The Herald reported Oct. 11, 1902 – “Mr. E.L. Barnes, Pres. of the RH Roller Mill, went to City Council to seek help with his property tax. The mill lot has frontage on White Street of 142 ft and runs back 160 ft., and is assessed at $1,728. The adjoining Neistler lot is 107 ft frontage and 200 ft deep and is assessed at $258. And the Chicora Cotton Mill lot across the street is assessed at $648. ”
The Rock Hill Record on Feb. 14, 1907 – “Mr. Calvin Stevenson will start up a factory for the manufacture of horse collar pads. It will locate on part of the Rock Hill Roller Mill site on White Street.”
The Rock Hill Record of Jan. 22, 1912 contained an ad for the Piedmont Marble and Granite Co., T.B. Young manager on West White Street.
The RH Record reported on Oct. 12, 1922 -“The Piedmont Marble and Granite Co., of Yorkville, has rented the middle large room of the roller mill property on West White St., from Poag Real Estate.
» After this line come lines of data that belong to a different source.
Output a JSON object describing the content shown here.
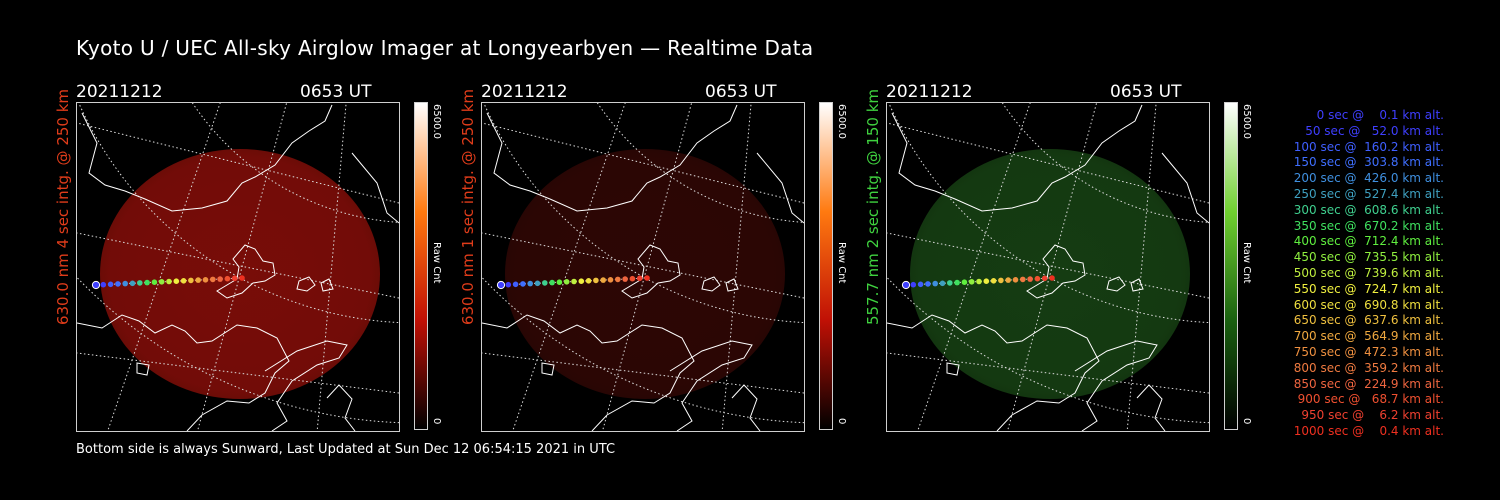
{
  "title": "Kyoto U / UEC All-sky Airglow Imager at Longyearbyen — Realtime Data",
  "footer": "Bottom side is always Sunward, Last Updated at Sun Dec 12 06:54:15 2021 in UTC",
  "panels": [
    {
      "date": "20211212",
      "time": "0653 UT",
      "label": "630.0 nm 4 sec intg. @ 250 km",
      "label_color": "#e03c1a",
      "cbar_max": "6500.0",
      "cbar_min": "0",
      "cbar_unit": "Raw Cnt",
      "glow_color": "#7a0d08",
      "glow_level": 0.55,
      "cbar_colors": [
        "#ffffff",
        "#ff7a10",
        "#c01005",
        "#000000"
      ]
    },
    {
      "date": "20211212",
      "time": "0653 UT",
      "label": "630.0 nm 1 sec intg. @ 250 km",
      "label_color": "#e03c1a",
      "cbar_max": "6500.0",
      "cbar_min": "0",
      "cbar_unit": "Raw Cnt",
      "glow_color": "#3a0806",
      "glow_level": 0.25,
      "cbar_colors": [
        "#ffffff",
        "#ff7a10",
        "#c01005",
        "#000000"
      ]
    },
    {
      "date": "20211212",
      "time": "0653 UT",
      "label": "557.7 nm 2 sec intg. @ 150 km",
      "label_color": "#3fd23f",
      "cbar_max": "6500.0",
      "cbar_min": "0",
      "cbar_unit": "Raw Cnt",
      "glow_color": "#1a4a16",
      "glow_level": 0.3,
      "cbar_colors": [
        "#ffffff",
        "#70d030",
        "#1a6010",
        "#000000"
      ]
    }
  ],
  "legend": [
    {
      "text": "   0 sec @    0.1 km alt.",
      "color": "#3f3fff"
    },
    {
      "text": "  50 sec @   52.0 km alt.",
      "color": "#3f3fff"
    },
    {
      "text": " 100 sec @  160.2 km alt.",
      "color": "#3f5fff"
    },
    {
      "text": " 150 sec @  303.8 km alt.",
      "color": "#3f6fff"
    },
    {
      "text": " 200 sec @  426.0 km alt.",
      "color": "#3f8fdf"
    },
    {
      "text": " 250 sec @  527.4 km alt.",
      "color": "#3fa0c0"
    },
    {
      "text": " 300 sec @  608.6 km alt.",
      "color": "#3fd08f"
    },
    {
      "text": " 350 sec @  670.2 km alt.",
      "color": "#3fe05f"
    },
    {
      "text": " 400 sec @  712.4 km alt.",
      "color": "#5fef3f"
    },
    {
      "text": " 450 sec @  735.5 km alt.",
      "color": "#8fef3f"
    },
    {
      "text": " 500 sec @  739.6 km alt.",
      "color": "#bfef3f"
    },
    {
      "text": " 550 sec @  724.7 km alt.",
      "color": "#efef3f"
    },
    {
      "text": " 600 sec @  690.8 km alt.",
      "color": "#efdf3f"
    },
    {
      "text": " 650 sec @  637.6 km alt.",
      "color": "#efc03f"
    },
    {
      "text": " 700 sec @  564.9 km alt.",
      "color": "#efa83f"
    },
    {
      "text": " 750 sec @  472.3 km alt.",
      "color": "#ef9040"
    },
    {
      "text": " 800 sec @  359.2 km alt.",
      "color": "#ef7a40"
    },
    {
      "text": " 850 sec @  224.9 km alt.",
      "color": "#ef6540"
    },
    {
      "text": " 900 sec @   68.7 km alt.",
      "color": "#ef5030"
    },
    {
      "text": " 950 sec @    6.2 km alt.",
      "color": "#ef4030"
    },
    {
      "text": "1000 sec @    0.4 km alt.",
      "color": "#ef3020"
    }
  ]
}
Mr. T.B. Young of Charlotte will be in charge and move to Rock Hill.”
The Herald reported on July 14, 1925 – “That the Tri-City Fruit Company will install a modern cold storage facility at the plant on West White Street at a cost of $13,000. The plant will be able to store ten cars of produce, and will be similar to the plant in Rocky Mount, N.C.”
The Record reported on March 31, 1927 – “That the safe of the Catawba Lumber Company on West Main Street was entered by a burglar and about $100. was stolen. There was also an attempt to enter the Tri-City Fruit Company and recent attempts at the Rock Hill Coca-Cola Company and Cooper Furniture Company.”
The Record reported on April 18, 1927 – “A mammoth egg cold storage plant has been installed by the Tri-City Fruit Company and opened today. It has the capacity of 2,000 cases or 720,000 eggs. V.H. Blankenship, President says it will accommodate the egg production of York and surrounding counties.”